With the temperatures warming up significantly, I am on an ice cream-making spree! I love the low sugar content of homemade ice cream, and it’s so easy to make! This cherry chocolate chunk ice cream is made without refined sugars. Instead, coconut sugar and maple syrup give it a rich flavor. With chunks of cherry and chocolate, you’ll love this fruity, healthy ice cream!
Cherry Chocolate Chunk Ice Cream
- 1 Ice Cream Maker
- 2 cups frozen cherries
- 1 ½ cups heavy cream
- 1 cup whole milk
- 4 Tbsp coconut sugar
- 2 Tbsp maple syrup
- 1 Tbsp vanilla
- ¼-⅓ cup chocolate chips
- Heat the cherries in a small saucepan over low heat, stirring frequently. Once the cherries start to soften, gently smash them with the back of a spoon to squeeze more juice out.
- Strain the cherries and save the cherries and cherry juice in separate bowls.

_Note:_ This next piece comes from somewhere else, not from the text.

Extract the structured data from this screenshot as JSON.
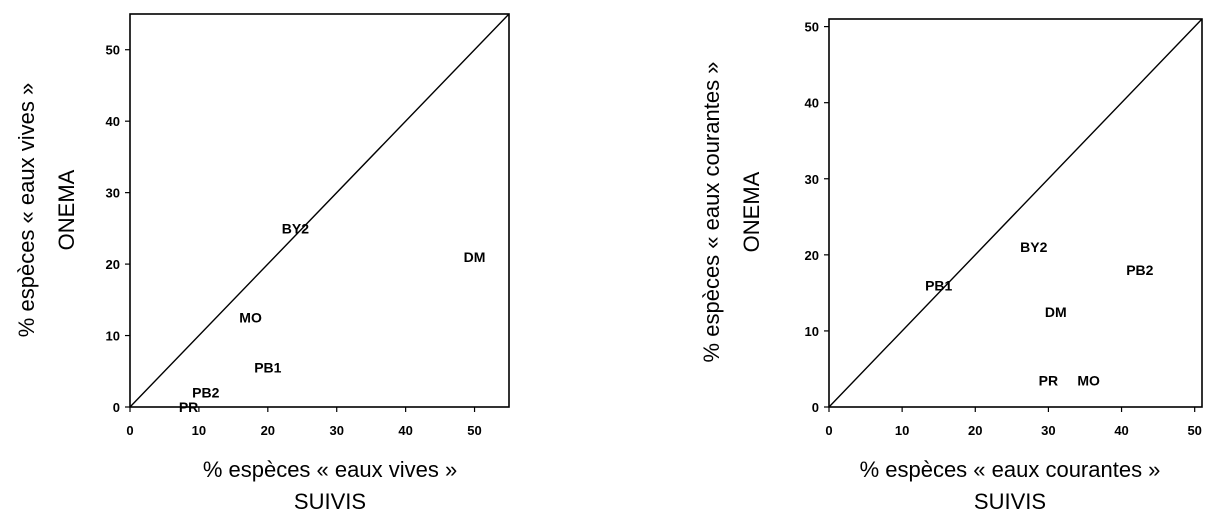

Let cool in the refrigerator.
- Meanwhile, whisk the rest of the ingredients, as well as the cooled cherry juice, in a medium-sized bowl.

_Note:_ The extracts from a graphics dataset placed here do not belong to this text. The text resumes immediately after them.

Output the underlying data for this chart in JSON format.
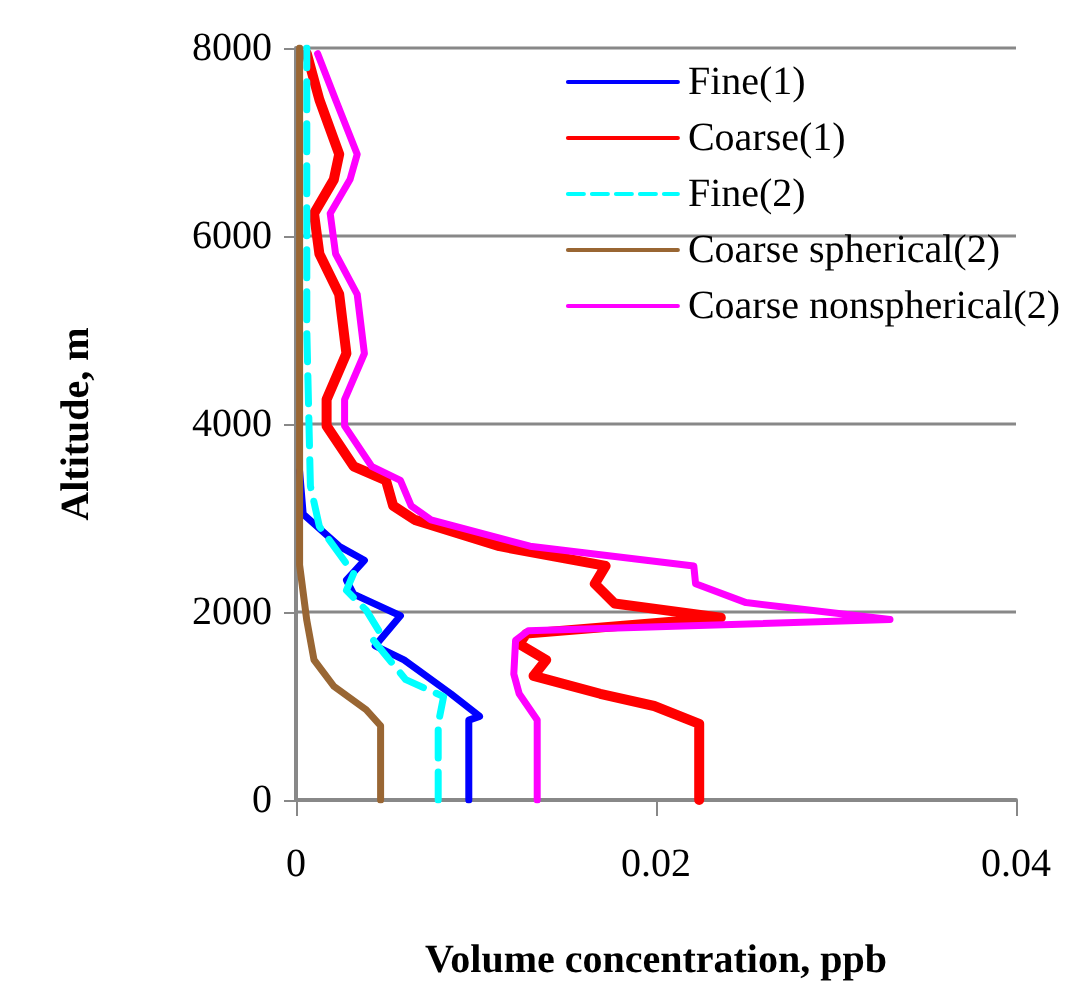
{
  "chart_data": {
    "type": "line",
    "xlabel": "Volume concentration, ppb",
    "ylabel": "Altitude, m",
    "xlim": [
      0,
      0.04
    ],
    "xticks": [
      0,
      0.02,
      0.04
    ],
    "ylim": [
      0,
      8000
    ],
    "yticks": [
      0,
      2000,
      4000,
      6000,
      8000
    ],
    "grid": "y",
    "legend": "top right",
    "marker": "none",
    "series": [
      {
        "name": "Fine(1)",
        "color": "#0000ff",
        "line_style": "solid",
        "x": [
          0.0096,
          0.0096,
          0.0102,
          0.0086,
          0.006,
          0.0044,
          0.0058,
          0.0032,
          0.0028,
          0.0038,
          0.0024,
          0.0004,
          0.0002
        ],
        "values": [
          0,
          850,
          890,
          1130,
          1490,
          1640,
          1960,
          2190,
          2340,
          2550,
          2700,
          3040,
          3500
        ]
      },
      {
        "name": "Coarse(1)",
        "color": "#ff0000",
        "line_style": "solid",
        "x": [
          0.0224,
          0.0224,
          0.0199,
          0.0169,
          0.0132,
          0.0139,
          0.0124,
          0.0128,
          0.0236,
          0.0177,
          0.0166,
          0.0172,
          0.0113,
          0.0066,
          0.0054,
          0.005,
          0.0032,
          0.0017,
          0.0017,
          0.0028,
          0.0024,
          0.0013,
          0.001,
          0.0021,
          0.0024,
          0.0013,
          0.0006
        ],
        "values": [
          0,
          810,
          1000,
          1130,
          1320,
          1490,
          1660,
          1770,
          1940,
          2090,
          2300,
          2490,
          2700,
          2980,
          3130,
          3400,
          3550,
          3980,
          4260,
          4750,
          5380,
          5810,
          6240,
          6600,
          6870,
          7450,
          7940
        ]
      },
      {
        "name": "Fine(2)",
        "color": "#00ffff",
        "line_style": "dashed",
        "x": [
          0.0079,
          0.0079,
          0.0082,
          0.0061,
          0.0043,
          0.0047,
          0.0039,
          0.0028,
          0.0032,
          0.0013,
          0.0008,
          0.0006,
          0.0006
        ],
        "values": [
          0,
          810,
          1100,
          1280,
          1700,
          1770,
          2020,
          2230,
          2410,
          2910,
          3340,
          5000,
          8000
        ]
      },
      {
        "name": "Coarse spherical(2)",
        "color": "#996633",
        "line_style": "solid",
        "x": [
          0.0047,
          0.0047,
          0.0039,
          0.0021,
          0.001,
          0.0006,
          0.0002,
          0.0002
        ],
        "values": [
          0,
          790,
          960,
          1210,
          1490,
          1910,
          2500,
          8000
        ]
      },
      {
        "name": "Coarse nonspherical(2)",
        "color": "#ff00ff",
        "line_style": "solid",
        "x": [
          0.0134,
          0.0134,
          0.0124,
          0.0121,
          0.0122,
          0.0129,
          0.033,
          0.025,
          0.0222,
          0.0221,
          0.013,
          0.0075,
          0.0064,
          0.0058,
          0.0042,
          0.0027,
          0.0027,
          0.0038,
          0.0034,
          0.0022,
          0.0019,
          0.003,
          0.0034,
          0.0022,
          0.0012
        ],
        "values": [
          0,
          850,
          1130,
          1340,
          1700,
          1800,
          1920,
          2100,
          2300,
          2490,
          2700,
          2980,
          3130,
          3400,
          3550,
          3980,
          4260,
          4750,
          5380,
          5810,
          6240,
          6600,
          6870,
          7450,
          7940
        ]
      }
    ]
  }
}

- Pour the mixture into an ice cream maker and churn for about 20 minutes or until the ice cream is thick and has stopped turning.
- When the ice cream is almost done churning, melt the chocolate chips. Set aside.
- Scoop the ice cream into a freezer friendly container. Stir in the cherries.
- Drizzle the chocolate little by little over the ice cream, alternating drizzling and stirring so the chocolate gets mixed into the ice cream.
- The ice cream will be very soft, so place the ice cream in the freezer to finish solidifying. I left mine overnight to completely solidify. If you want to make and eat this in the same day, I recommend making the ice cream in the morning so it has time to finish freezing throughout the day.